あなたが話した

九重 壮

あなたが話した

あなたが話したこと、いまだ鮮明に思い出せる。夕暮れに照らされた、見渡す限りの原っぱとそこに座るあなたの横顔。風が頬を撫でる度、私は胸いっぱいに息を吸い込んで、この瞬間を忘れまいと。ふと、遠くから雨の匂いがしたのを覚えている。あそこはどこだったか。そんなことは今はどうでもいいのだけど。

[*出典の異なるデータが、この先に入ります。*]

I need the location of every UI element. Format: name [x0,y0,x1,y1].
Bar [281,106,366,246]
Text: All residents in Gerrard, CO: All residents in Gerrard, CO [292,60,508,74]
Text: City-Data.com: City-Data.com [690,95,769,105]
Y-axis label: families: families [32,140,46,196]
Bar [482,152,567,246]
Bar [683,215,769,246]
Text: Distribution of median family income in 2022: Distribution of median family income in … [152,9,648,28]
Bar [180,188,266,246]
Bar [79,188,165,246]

私が顔を上げると、手の届くほどの距離に青く光る地球があった。私は今どこにいるのか。そんなことはどうでもよくって。今はただ、あなたが話した、つまらないような話を思い出して、遠い記憶の底に沈んでいくの。

糸が切れたように、世界から重力がなくなる。手を引かれるように、私も浮かび上がる。どこまでも、どこまでも、浮かび上がっていって。見えない焦燥感に包まれながら、大きな欠伸に私は呑まれた。

目を開くと目の前には小さな花が風に揺られている。暗くなった空が少し怖くて、寂しい気持ちになったけど、あなたが横にいると分かると暖かい心地がした。私は仰向けに宙を見つめたまま、遠い宇宙を想像する。真っ暗な宇宙ととても青い地球の姿。空想の世界はとても穏やかで、凪いだ心に夏の風が吹く。あなたの声はとても落ち着くね。あなたが話す私のことも、夏のことも、夜のことも、どれも取るに足らない話だけれど、それでいいの。だから、いつも私は、あなたの目を見て笑いかけるのよ。

瞬きをする度、切り替わる世界は私の夢。蝶々になったまま、次の夏を迎えるの。あなたが話したこと、きっと忘れない。